Built on top of its existing Cross-Chain Transfer Protocol (CCTP), the tool aims to simplify one of crypto’s more complex user experiences, cross-chain transfers.

Simplifying Cross-Chain Transfers

The USDC Bridge allows users to transfer USDC between blockchains using a native burn-and-mint mechanism, removing the need for wrapped or synthetic versions of the token.

Circle says the process is designed to be more transparent and predictable, with key improvements such as automatic gas fee handling, upfront cost visibility, and real-time status updates.

The goal is to eliminate much of the friction that has historically made bridging assets difficult, especially for less experienced users.

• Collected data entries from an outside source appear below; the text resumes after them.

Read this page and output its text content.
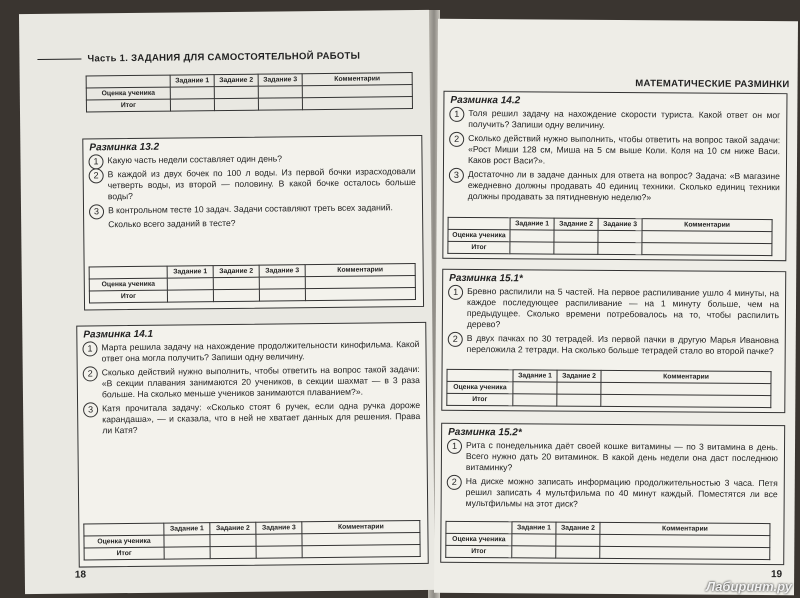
Часть 1. ЗАДАНИЯ ДЛЯ САМОСТОЯТЕЛЬНОЙ РАБОТЫ
	Задание 1	Задание 2	Задание 3	Комментарии
Оценка ученика				
Итог				
Разминка 13.2
1	Какую часть недели составляет один день?
2	В каждой из двух бочек по 100 л воды. Из первой бочки израсходовали четверть воды, из второй — половину. В какой бочке осталось больше воды?
3	В контрольном тесте 10 задач. Задачи составляют треть всех заданий.
Сколько всего заданий в тесте?
	Задание 1	Задание 2	Задание 3	Комментарии
Оценка ученика				
Итог				
Разминка 14.1
1	Марта решила задачу на нахождение продолжительности кинофильма. Какой ответ она могла получить? Запиши одну величину.
2	Сколько действий нужно выполнить, чтобы ответить на вопрос такой задачи: «В секции плавания занимаются 20 учеников, в секции шахмат — в 3 раза больше. На сколько меньше учеников занимаются плаванием?».
3	Катя прочитала задачу: «Сколько стоят 6 ручек, если одна ручка дороже карандаша», — и сказала, что в ней не хватает данных для решения. Права ли Катя?
	Задание 1	Задание 2	Задание 3	Комментарии
Оценка ученика				
Итог				
18
МАТЕМАТИЧЕСКИЕ РАЗМИНКИ
Разминка 14.2
1	Толя решил задачу на нахождение скорости туриста. Какой ответ он мог получить? Запиши одну величину.
2	Сколько действий нужно выполнить, чтобы ответить на вопрос такой задачи: «Рост Миши 128 см, Миша на 5 см выше Коли. Коля на 10 см ниже Васи. Каков рост Васи?».
3	Достаточно ли в задаче данных для ответа на вопрос? Задача: «В магазине ежедневно должны продавать 40 единиц техники. Сколько единиц техники должны продавать за пятидневную неделю?»
	Задание 1	Задание 2	Задание 3	Комментарии
Оценка ученика				
Итог				
Разминка 15.1*
1	Бревно распилили на 5 частей. На первое распиливание ушло 4 минуты, на каждое последующее распиливание — на 1 минуту больше, чем на предыдущее. Сколько времени потребовалось на то, чтобы распилить дерево?
2	В двух пачках по 30 тетрадей. Из первой пачки в другую Марья Ивановна переложила 2 тетради. На сколько больше тетрадей стало во второй пачке?
	Задание 1	Задание 2	Комментарии
Оценка ученика			
Итог			
Разминка 15.2*
1	Рита с понедельника даёт своей кошке витамины — по 3 витамина в день. Всего нужно дать 20 витаминок. В какой день недели она даст последнюю витаминку?
2	На диске можно записать информацию продолжительностью 3 часа. Петя решил записать 4 мультфильма по 40 минут каждый. Поместятся ли все мультфильмы на этот диск?
	Задание 1	Задание 2	Комментарии
Оценка ученика			
Итог			
19
Лабиринт.ру
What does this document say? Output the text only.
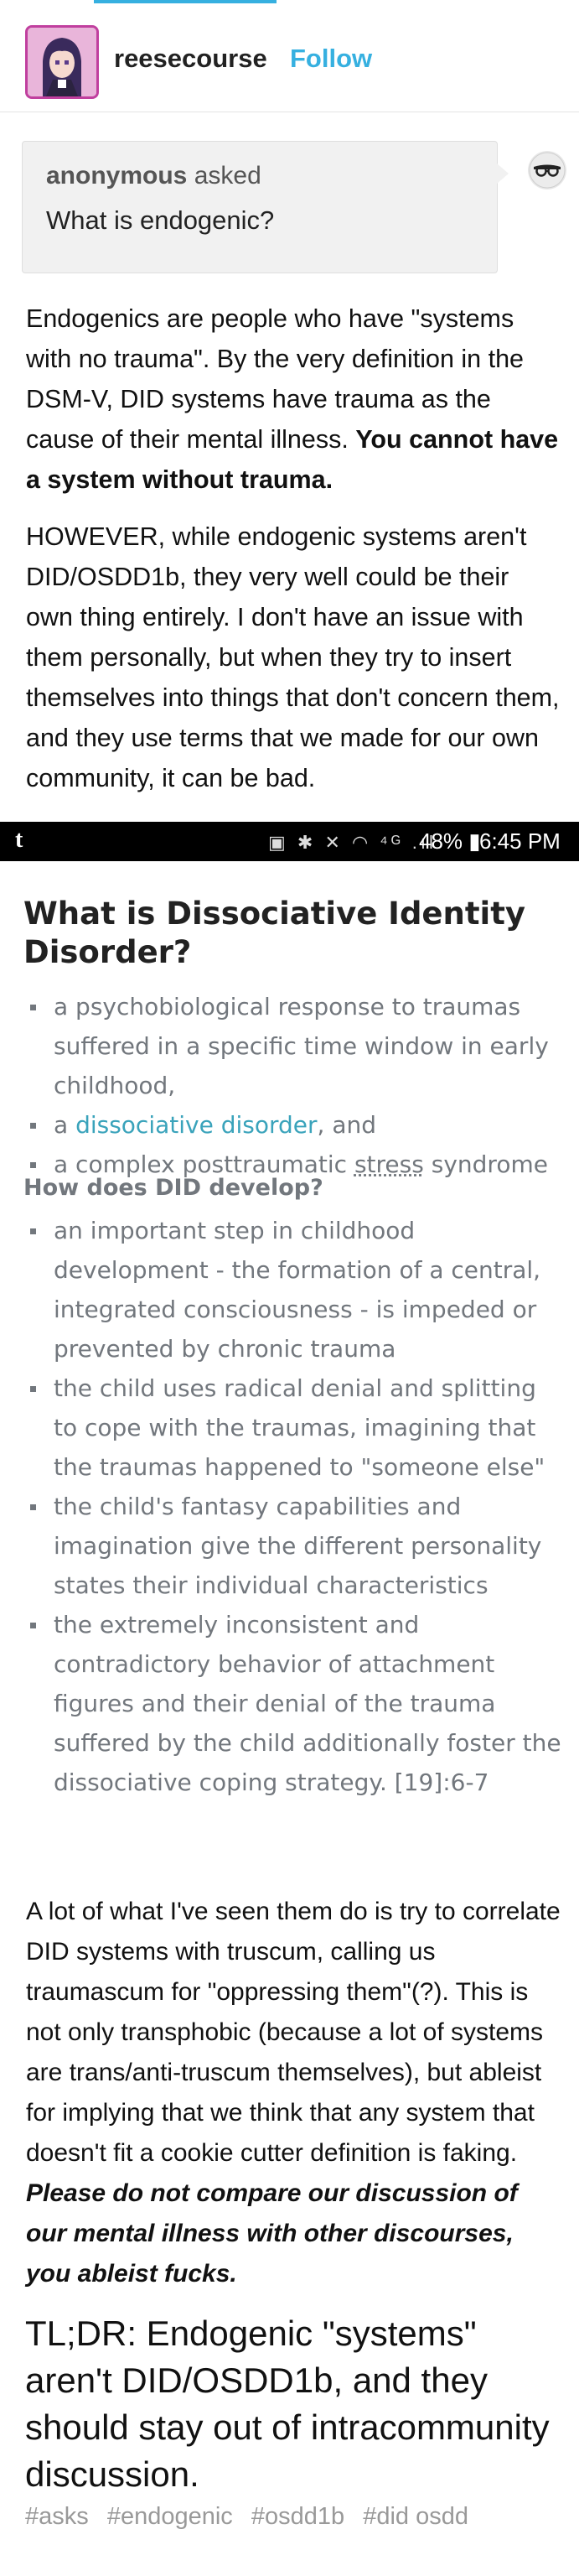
reesecourse Follow
anonymous asked
What is endogenic?
Endogenics are people who have "systems with no trauma". By the very definition in the DSM-V, DID systems have trauma as the cause of their mental illness. You cannot have a system without trauma.
HOWEVER, while endogenic systems aren't DID/OSDD1b, they very well could be their own thing entirely. I don't have an issue with them personally, but when they try to insert themselves into things that don't concern them, and they use terms that we made for our own community, it can be bad.
t	▣ ✱ ✕ ◠ ⁴ᴳ .ıl
48% ▮
6:45 PM
What is Dissociative Identity Disorder?
a psychobiological response to traumas suffered in a specific time window in early childhood,
a dissociative disorder, and
a complex posttraumatic stress syndrome
How does DID develop?
an important step in childhood development - the formation of a central, integrated consciousness - is impeded or prevented by chronic trauma
the child uses radical denial and splitting to cope with the traumas, imagining that the traumas happened to "someone else"
the child's fantasy capabilities and imagination give the different personality states their individual characteristics
the extremely inconsistent and contradictory behavior of attachment figures and their denial of the trauma suffered by the child additionally foster the dissociative coping strategy. [19]:6-7
A lot of what I've seen them do is try to correlate DID systems with truscum, calling us traumascum for "oppressing them"(?). This is not only transphobic (because a lot of systems are trans/anti-truscum themselves), but ableist for implying that we think that any system that doesn't fit a cookie cutter definition is faking. Please do not compare our discussion of our mental illness with other discourses, you ableist fucks.
TL;DR: Endogenic "systems" aren't DID/OSDD1b, and they should stay out of intracommunity discussion.
#asks #endogenic #osdd1b #did osdd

Built on Existing Infrastructure

The new interface expands on Circle’s CCTP, launched in April 2023, which already processes hundreds of millions of dollars in USDC transfers daily.

By removing reliance on wrapped tokens, CCTP helped standardize how stablecoins move across networks, and the USDC Bridge now aims to make that functionality more accessible.

Broad Blockchain Support

USDC Bridge currently supports transfers across at least 17 Ethereum Virtual Machine-compatible networks.

These include major blockchains such as Ethereum, Avalanche, Arbitrum, Base, Optimism, and Polygon, along with newer networks like Monad and Sonic.

Meanwhile, the underlying CCTP infrastructure also supports non-EVM chains such as Solana, Sui, and Aptos.

Improving Crypto Interoperability

Cross-chain bridges play a key role in connecting fragmented blockchain ecosystems, allowing users to move assets freely between networks.

However, complex interfaces and unclear fee structures have often made them difficult to use, slowing broader adoption.

Circle’s new tool is part of a wider industry effort to make interoperability more intuitive and user-friendly.

Challenges Still Loom

Despite the launch, Circle is currently facing legal scrutiny.

The company was recently hit with a class action lawsuit related to its handling of USDC transfers linked to the Drift Protocol exploit, where it allegedly failed to freeze stolen funds.

The case highlights ongoing debates around the responsibilities of crypto infrastructure providers during security incidents.

Driving Stablecoin Utility Forward

With USDC Bridge, Circle is doubling down on making stablecoins more practical for everyday use across multiple blockchains.

As demand for cross-chain functionality grows, tools that simplify asset movement could play a crucial role in expanding the utility of stablecoins within the broader crypto ecosystem.